Kreditkartennetze interessiert es nicht, ob Händler einen Disput gewinnen oder verlieren, nur wie oft es zu Streitereien kommt. Wer zu in Streits verwickelt wird gilt als Risikofaktor, muss höhere Gebühren zahlen und wird u.U. sogar ganz ausgeschlossen. Um es ganz deutlich zu sagen: Kreditkartenzahlung kann selbst den ehrlichsten Händler in den Ruin treiben, wenn seine Kunden aus Jux und Dollerei Rückbuchungen veranlassen: Der Händler trägt das volle Risiko!

Aber… welches Spiel spielt PLATDI denn jetzt?

Eigentlich ist es eine brillante Wette. Offensichtlich wird niemand 215€ für eine Spielzeug App bezahlen. Hey, die meisten würden dafür wahrscheinlich keine 2,50€ ausgeben, aber es existiert halt eine verschwindend geringe Chance, dass jemand versehentlich in die Abofalle tappt und das ist genau das, worauf PLATDI Studio spekuliert. Sie spielen einfach ein Spiel mit großen Zahlen: es werden Unsummen für Werbung ausgegeben, um möglichst viele “Opfer” in möglichst kurzer dazu zu bringen, die App zu installieren (215€ ist nicht so sehr Abzocke, als vielmehr was man verlangen muss, um überhaupt profitabel sein zu können). Dabei stehen sie unter Zeitdruck, denn früher oder später ist die App (und das gesamte Entwicklerkonto) mit negativen Bewertungen von wütenden Anwendern verbrannt.

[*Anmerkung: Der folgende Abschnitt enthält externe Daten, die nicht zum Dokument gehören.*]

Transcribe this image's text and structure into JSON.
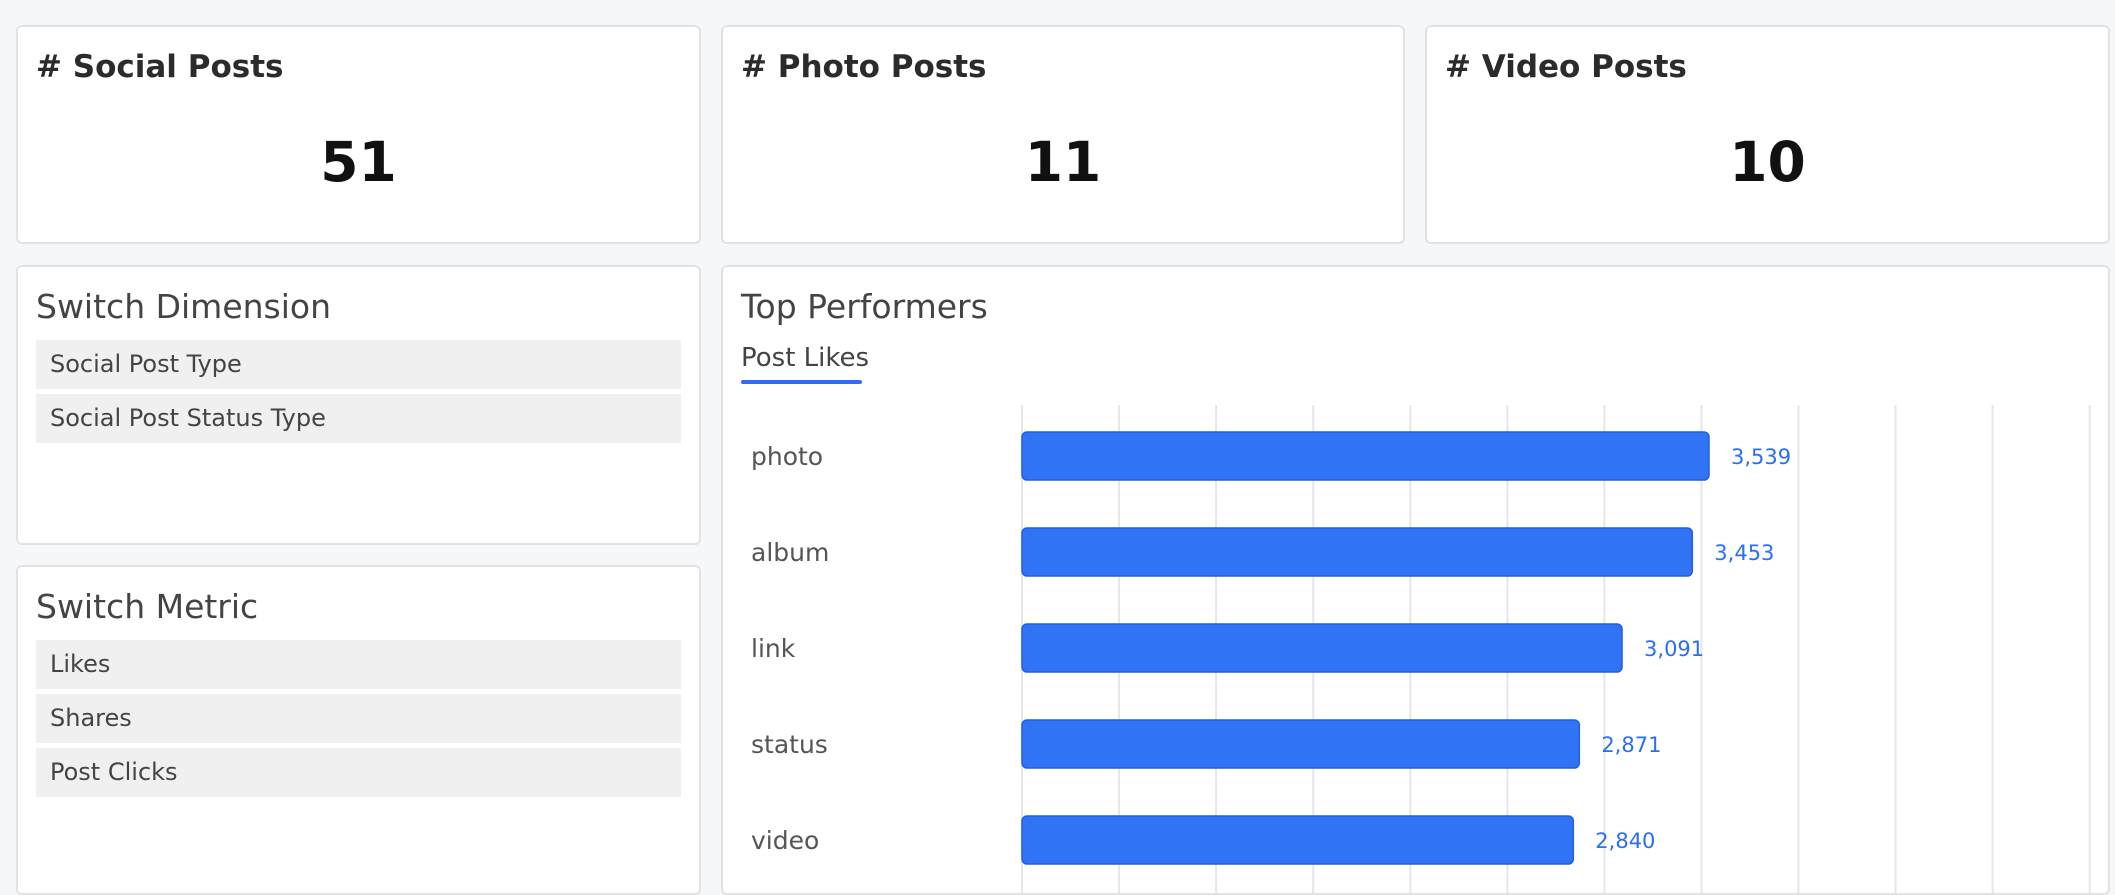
{
  "kpis": [
    {
      "title": "# Social Posts",
      "value": "51"
    },
    {
      "title": "# Photo Posts",
      "value": "11"
    },
    {
      "title": "# Video Posts",
      "value": "10"
    }
  ],
  "dimension_panel": {
    "title": "Switch Dimension",
    "options": [
      "Social Post Type",
      "Social Post Status Type"
    ]
  },
  "metric_panel": {
    "title": "Switch Metric",
    "options": [
      "Likes",
      "Shares",
      "Post Clicks"
    ]
  },
  "top_performers": {
    "title": "Top Performers",
    "active_tab": "Post Likes"
  },
  "colors": {
    "accent": "#2b6ef2",
    "bar": "#3074f5",
    "bar_border": "#1f5fe0",
    "value_label": "#2b6ef2",
    "gridline": "#e6e6e6"
  },
  "chart_data": {
    "type": "bar",
    "orientation": "horizontal",
    "categories": [
      "photo",
      "album",
      "link",
      "status",
      "video"
    ],
    "values": [
      3539,
      3453,
      3091,
      2871,
      2840
    ],
    "value_labels": [
      "3,539",
      "3,453",
      "3,091",
      "2,871",
      "2,840"
    ],
    "xlim": [
      0,
      5500
    ],
    "grid": true,
    "legend": "none"
  }
}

Wenn alles nach Plan läuft, vergessen ein paar hundert Nutzer, das Abo während der Probezeit zu kündigen. Das böse Erwachen kommt dann einige Wochen später mit der monatlichen Kreditkartenabrechnung. Bis dahin ist das Geld längst auf dem Konto von PLATDI Studio und das Unternehmen meldet Insolvenz an. Verärgerte Nutzer, Rückerstattungen und gegebenenfalls Strafgebühren(*) sind somit Google’s Problem. Danach Gründen die Macher hinter PLATDI Studio einfach eine andere Firma, kaufen neue Apps ein und das Spiel beginnt von vorne.

(*) Es gibt einen großen Unterschied zwischen Rückerstattung (Google gibt das Geld freiwillig zurück) und Chargeback (man holt sich das Geld über die Bank zurück). Letzteres ist nicht nur teuer und schädlich für Google, sondern in diesem Fall auch ungerechtfertigt. Google wird darauf in der gleichen Weise wie jeder Onlinehändler reagieren: das entsprechende Nutzerkonto schließen und nie wieder Geschäfte mit dem Inhaber machen.